Hace poco recibí por redes sociales un video sobre un experimento muy singular realizado en un centro de investigación europeo. Una investigadora invitaba a un niño a pasar a una habitación vacía, salvo por una silla esquinada, una diana en la pared y algunas pelotas de velcro justo atrás de una línea pintada en el suelo.

La mujer le explicaba las reglas del juego al niño. Éste se quedaría a solas en el cuarto y tendría que lanzar las pelotas al blanco desde atrás de la marca. Del número de aciertos dependería la cantidad de dulces a recibir como premio.

El experimento se repitió con varios menores. En todos los casos, el resultado fue el mismo: sintiéndose solos y desconociendo que había una cámara escondida, todos los niños traspasaron la línea hasta una posición que les asegurara lanzamientos exitosos.

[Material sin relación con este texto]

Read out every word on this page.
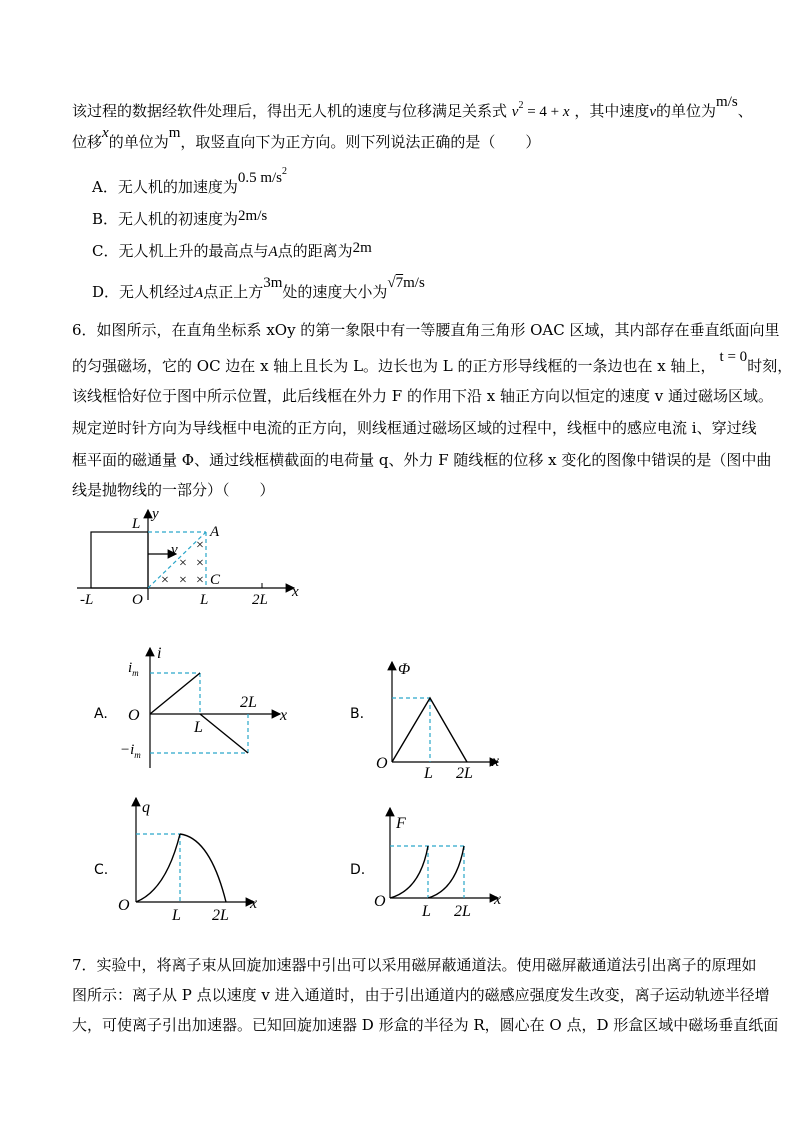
该过程的数据经软件处理后，得出无人机的速度与位移满足关系式 $v^2 = 4 + x$ ，其中速度v的单位为m/s、
位移x的单位为m，取竖直向下为正方向。则下列说法正确的是（　　）
A．无人机的加速度为0.5 $m/s^2$
B．无人机的初速度为2m/s
C．无人机上升的最高点与A点的距离为2m
D．无人机经过A点正上方3m处的速度大小为√7m/s
6．如图所示，在直角坐标系 xOy 的第一象限中有一等腰直角三角形 OAC 区域，其内部存在垂直纸面向里
的匀强磁场，它的 OC 边在 x 轴上且长为 L。边长也为 L 的正方形导线框的一条边也在 x 轴上， t = 0时刻，
该线框恰好位于图中所示位置，此后线框在外力 F 的作用下沿 x 轴正方向以恒定的速度 v 通过磁场区域。
规定逆时针方向为导线框中电流的正方向，则线框通过磁场区域的过程中，线框中的感应电流 i、穿过线
框平面的磁通量 Φ、通过线框横截面的电荷量 q、外力 F 随线框的位移 x 变化的图像中错误的是（图中曲
线是抛物线的一部分）（　　）
×
× ×
× × ×
y
L	A
v
C
-L	O	L	2L x
A.
i
$i_m$
O
L
2L
x
$-i_m$
B.
Φ
O
L 2L
x
C.
q
O
L 2L
x
D.
F
O
L 2L
x
7．实验中，将离子束从回旋加速器中引出可以采用磁屏蔽通道法。使用磁屏蔽通道法引出离子的原理如
图所示：离子从 P 点以速度 v 进入通道时，由于引出通道内的磁感应强度发生改变，离子运动轨迹半径增
大，可使离子引出加速器。已知回旋加速器 D 形盒的半径为 R，圆心在 O 点，D 形盒区域中磁场垂直纸面
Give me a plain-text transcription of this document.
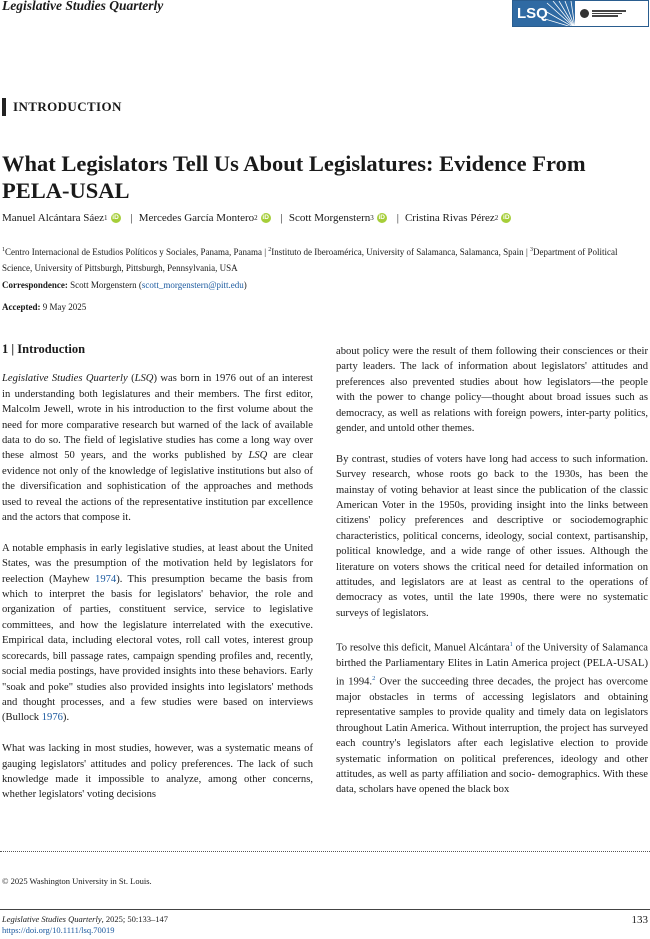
Legislative Studies Quarterly	LSQ
INTRODUCTION
What Legislators Tell Us About Legislatures: Evidence From PELA-USAL
Manuel Alcántara Sáez 1 iD | Mercedes García Montero 2 iD | Scott Morgenstern 3 iD | Cristina Rivas Pérez 2 iD
$^1$Centro Internacional de Estudios Políticos y Sociales, Panama, Panama | $^2$Instituto de Iberoamérica, University of Salamanca, Salamanca, Spain | $^3$Department of Political Science, University of Pittsburgh, Pittsburgh, Pennsylvania, USA
Correspondence: Scott Morgenstern (scott_morgenstern@pitt.edu)
Accepted: 9 May 2025
1 | Introduction

Legislative Studies Quarterly (LSQ) was born in 1976 out of an interest in understanding both legislatures and their members. The first editor, Malcolm Jewell, wrote in his introduction to the first volume about the need for more comparative research but warned of the lack of available data to do so. The field of legislative studies has come a long way over these almost 50 years, and the works published by LSQ are clear evidence not only of the knowledge of legislative institutions but also of the diversification and sophistication of the approaches and methods used to reveal the actions of the representative institution par excellence and the actors that compose it.

A notable emphasis in early legislative studies, at least about the United States, was the presumption of the motivation held by legislators for reelection (Mayhew 1974). This presumption became the basis from which to interpret the basis for legislators' behavior, the role and organization of parties, constituent service, service to legislative committees, and how the legislature interrelated with the executive. Empirical data, including electoral votes, roll call votes, interest group scorecards, bill passage rates, campaign spending profiles and, recently, social media postings, have provided insights into these behaviors. Early "soak and poke" studies also provided insights into legislators' methods and thought processes, and a few studies were based on interviews (Bullock 1976).

What was lacking in most studies, however, was a systematic means of gauging legislators' attitudes and policy preferences. The lack of such knowledge made it impossible to analyze, among other concerns, whether legislators' voting decisions

about policy were the result of them following their consciences or their party leaders. The lack of information about legislators' attitudes and preferences also prevented studies about how legislators—the people with the power to change policy—thought about broad issues such as democracy, as well as relations with foreign powers, inter-party politics, gender, and untold other themes.

By contrast, studies of voters have long had access to such information. Survey research, whose roots go back to the 1930s, has been the mainstay of voting behavior at least since the publication of the classic American Voter in the 1950s, providing insight into the links between citizens' policy preferences and descriptive or sociodemographic characteristics, political concerns, ideology, social context, partisanship, political knowledge, and a wide range of other issues. Although the literature on voters shows the critical need for detailed information on attitudes, and legislators are at least as central to the operations of democracy as votes, until the late 1990s, there were no systematic surveys of legislators.

To resolve this deficit, Manuel Alcántara$^1$ of the University of Salamanca birthed the Parliamentary Elites in Latin America project (PELA-USAL) in 1994.$^2$ Over the succeeding three decades, the project has overcome major obstacles in terms of accessing legislators and obtaining representative samples to provide quality and timely data on legislators throughout Latin America. Without interruption, the project has surveyed each country's legislators after each legislative election to provide systematic information on political preferences, ideology and other attitudes, as well as party affiliation and socio- demographics. With these data, scholars have opened the black box

© 2025 Washington University in St. Louis.
Legislative Studies Quarterly, 2025; 50:133–147
https://doi.org/10.1111/lsq.70019
133
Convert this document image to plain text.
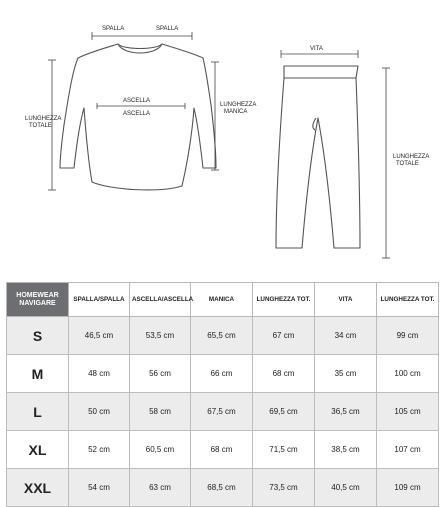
SPALLA	SPALLA
ASCELLA
ASCELLA
LUNGHEZZA
TOTALE
LUNGHEZZA
MANICA
VITA
LUNGHEZZA
TOTALE
HOMEWEAR
NAVIGARE	SPALLA/SPALLA	ASCELLA/ASCELLA	MANICA	LUNGHEZZA TOT.	VITA	LUNGHEZZA TOT.
S	46,5 cm	53,5 cm	65,5 cm	67 cm	34 cm	99 cm
M	48 cm	56 cm	66 cm	68 cm	35 cm	100 cm
L	50 cm	58 cm	67,5 cm	69,5 cm	36,5 cm	105 cm
XL	52 cm	60,5 cm	68 cm	71,5 cm	38,5 cm	107 cm
XXL	54 cm	63 cm	68,5 cm	73,5 cm	40,5 cm	109 cm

Acto seguido, la investigadora regresaba a la habitación, los felicitaba por sus aciertos y les preguntaba si habían hecho trampa. Ante la negativa de los menores, les pedía repetir los lanzamientos, advirtiéndoles, antes de abandonar el salón, que en esta ocasión en la silla habría un “hombre invisible” observándolos.

Los niños resultan no ser tan niños. Sus miradas incrédulas demostraron que no se tragaron el cuento, aunque todos terminaron respetando las reglas del juego.

Queda claro que nos comportamos mejor cuando nos sabemos observados, sobre todo si hay una consecuencia. Pero ésa no es la novedad. Recuerdo que hace 20 años en Ciudad de México no se respetaban los rojos ni las vueltas prohibidas, y el Periférico era una pista de carreras. Ahora, gracias a las cámaras, priva una mayor civilidad vial.

Lo relevante en este caso es que no necesitamos de la instalación de costosos equipos para comportarnos honestamente y sacar a flote lo mejor de nosotros mismos. Es suficiente con creer que alguien nos observa, alguien a quien no queremos defraudar, así sea un ente etéreo, divino o imaginario.

Los practicantes de alguna religión pueden encontrar esa omnipresencia en su dios. Aunque no todos son creyentes, o lo son a medias, los que sí profesan tienden a un mejor comportamiento por temor a un castigo en la otra vida. Sin embargo, el materialismo y los avances tecnológicos han debilitado enormemente la fe.

Para evitar más su deterioro, fortalezcamos nuestros valores. Enseñemos a nuestros hijos que siempre habrá alguien observándonos: no un superhéroe invisible, no una entidad divina, no una cámara escondida, sino nosotros mismos; y a nosotros mismos somos a la persona que menos debemos defraudar. Solo así tendremos una sociedad más honesta.